A more formal evaluation with a larger sample size, a control group, and a longer follow-up is needed. However, rigorous evaluations of this type of intervention are costly and difficult to conduct. As a first step, we have identified some key behaviors that are sensitive to change and measurable in a Cooperative Extension program. We plan to examine correlations between these behaviors and biochemical indicators, including glycosylated hemoglobin and cholesterol values. Upon validating brief instruments that are easy to use, we can then identify settings that yield the greatest impact from a Cooperative Extension, health provider, and community approach to raise diabetes awareness and promote healthful lifestyles.
Type 2 diabetes is emerging as a serious health problem, especially in high-risk minority communities. The demand for information related to diabetes among Extension clientele is expected to increase, in part due to aging and other demographic changes in the US population. To continue offering educational programs that are relevant to the public's need, Extension professionals need to explore new partnerships with health care entities and use models like Take Care of Your Health to raise awareness of and prevent problems related to diabetes.
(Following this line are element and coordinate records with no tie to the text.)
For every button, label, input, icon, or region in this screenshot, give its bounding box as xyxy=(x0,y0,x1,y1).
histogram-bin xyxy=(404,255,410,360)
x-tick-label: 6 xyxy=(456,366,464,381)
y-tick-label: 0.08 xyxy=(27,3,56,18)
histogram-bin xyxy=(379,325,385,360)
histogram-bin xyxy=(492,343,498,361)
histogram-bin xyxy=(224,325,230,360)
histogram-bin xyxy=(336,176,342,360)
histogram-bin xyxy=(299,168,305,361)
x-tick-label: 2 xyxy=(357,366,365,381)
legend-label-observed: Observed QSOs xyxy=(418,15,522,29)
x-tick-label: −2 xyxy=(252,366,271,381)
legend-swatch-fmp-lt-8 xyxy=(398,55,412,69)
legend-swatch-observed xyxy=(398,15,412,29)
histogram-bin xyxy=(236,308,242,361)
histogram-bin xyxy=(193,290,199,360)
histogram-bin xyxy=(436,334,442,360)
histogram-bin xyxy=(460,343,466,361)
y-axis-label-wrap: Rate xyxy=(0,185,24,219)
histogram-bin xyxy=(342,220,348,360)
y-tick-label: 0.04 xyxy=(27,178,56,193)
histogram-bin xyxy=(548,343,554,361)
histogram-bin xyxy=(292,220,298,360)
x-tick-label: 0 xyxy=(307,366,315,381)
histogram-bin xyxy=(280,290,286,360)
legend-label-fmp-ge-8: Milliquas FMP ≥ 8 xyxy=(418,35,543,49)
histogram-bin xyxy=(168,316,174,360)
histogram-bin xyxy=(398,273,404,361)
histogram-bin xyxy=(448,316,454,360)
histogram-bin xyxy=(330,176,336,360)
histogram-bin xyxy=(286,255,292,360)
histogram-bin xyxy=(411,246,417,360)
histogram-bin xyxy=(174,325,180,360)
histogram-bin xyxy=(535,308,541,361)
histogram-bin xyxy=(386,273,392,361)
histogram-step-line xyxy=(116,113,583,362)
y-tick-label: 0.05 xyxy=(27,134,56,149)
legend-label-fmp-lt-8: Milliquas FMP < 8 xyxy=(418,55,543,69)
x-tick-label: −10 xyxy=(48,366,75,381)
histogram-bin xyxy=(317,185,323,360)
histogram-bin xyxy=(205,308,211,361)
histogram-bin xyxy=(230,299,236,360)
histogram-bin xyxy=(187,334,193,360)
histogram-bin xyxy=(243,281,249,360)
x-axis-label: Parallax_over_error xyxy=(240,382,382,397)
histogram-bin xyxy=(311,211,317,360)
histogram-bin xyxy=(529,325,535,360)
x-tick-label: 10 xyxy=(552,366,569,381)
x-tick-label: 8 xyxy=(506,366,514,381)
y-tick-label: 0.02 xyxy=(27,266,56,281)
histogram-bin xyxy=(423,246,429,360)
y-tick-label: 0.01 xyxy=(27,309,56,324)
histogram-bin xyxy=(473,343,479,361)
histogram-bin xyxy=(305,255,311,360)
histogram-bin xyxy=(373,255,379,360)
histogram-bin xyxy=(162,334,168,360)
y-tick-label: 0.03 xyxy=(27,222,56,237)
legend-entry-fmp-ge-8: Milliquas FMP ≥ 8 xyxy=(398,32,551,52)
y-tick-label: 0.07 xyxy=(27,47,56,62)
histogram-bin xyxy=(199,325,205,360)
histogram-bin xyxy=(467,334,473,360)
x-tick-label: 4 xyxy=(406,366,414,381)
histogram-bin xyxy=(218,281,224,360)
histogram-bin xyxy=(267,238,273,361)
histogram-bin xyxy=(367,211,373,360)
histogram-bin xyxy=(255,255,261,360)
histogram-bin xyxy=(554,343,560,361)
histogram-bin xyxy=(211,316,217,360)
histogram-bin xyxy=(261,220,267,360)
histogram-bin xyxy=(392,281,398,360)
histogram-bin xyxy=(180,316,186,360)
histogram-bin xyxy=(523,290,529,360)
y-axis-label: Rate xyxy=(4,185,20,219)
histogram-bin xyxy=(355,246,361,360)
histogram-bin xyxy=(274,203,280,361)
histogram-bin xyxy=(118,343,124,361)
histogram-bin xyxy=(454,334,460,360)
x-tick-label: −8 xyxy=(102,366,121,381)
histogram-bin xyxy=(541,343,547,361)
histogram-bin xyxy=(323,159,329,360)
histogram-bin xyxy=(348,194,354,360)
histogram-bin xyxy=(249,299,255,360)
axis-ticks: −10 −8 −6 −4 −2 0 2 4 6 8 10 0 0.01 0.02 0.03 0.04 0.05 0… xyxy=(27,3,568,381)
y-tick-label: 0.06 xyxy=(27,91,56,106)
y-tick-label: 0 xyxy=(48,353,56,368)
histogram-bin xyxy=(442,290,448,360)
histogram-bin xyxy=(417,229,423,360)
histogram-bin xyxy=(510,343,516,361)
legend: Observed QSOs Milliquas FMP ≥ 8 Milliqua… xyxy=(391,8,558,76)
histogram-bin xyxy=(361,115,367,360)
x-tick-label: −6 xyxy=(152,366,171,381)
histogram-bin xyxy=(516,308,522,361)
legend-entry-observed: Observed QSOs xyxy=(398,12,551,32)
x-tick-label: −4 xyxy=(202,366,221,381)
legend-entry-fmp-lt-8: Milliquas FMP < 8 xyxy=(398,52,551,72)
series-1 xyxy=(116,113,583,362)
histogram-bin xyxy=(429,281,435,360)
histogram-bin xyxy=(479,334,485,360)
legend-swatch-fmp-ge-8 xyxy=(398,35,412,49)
We gratefully acknowledge the contributions of those who helped develop and/or test the curriculum (Tammy McMurdo, Mical Shilts, Marilyn Townsend, Kathryn Sylva, Sara Raffo, Anna Olivares, Christine Bruhn, Amy Block Joy, Estella West, Barbara Turner, Marciel Klenk, and Gloria Brown) or provided input on the manuscript (Gloria Barrett, Yvonne Nicholson, and Mary Fujii). Support for the project came from the University of California Cooperative Extension Health Promotion workgroup funds and the San Joaquin County Department of Public Health.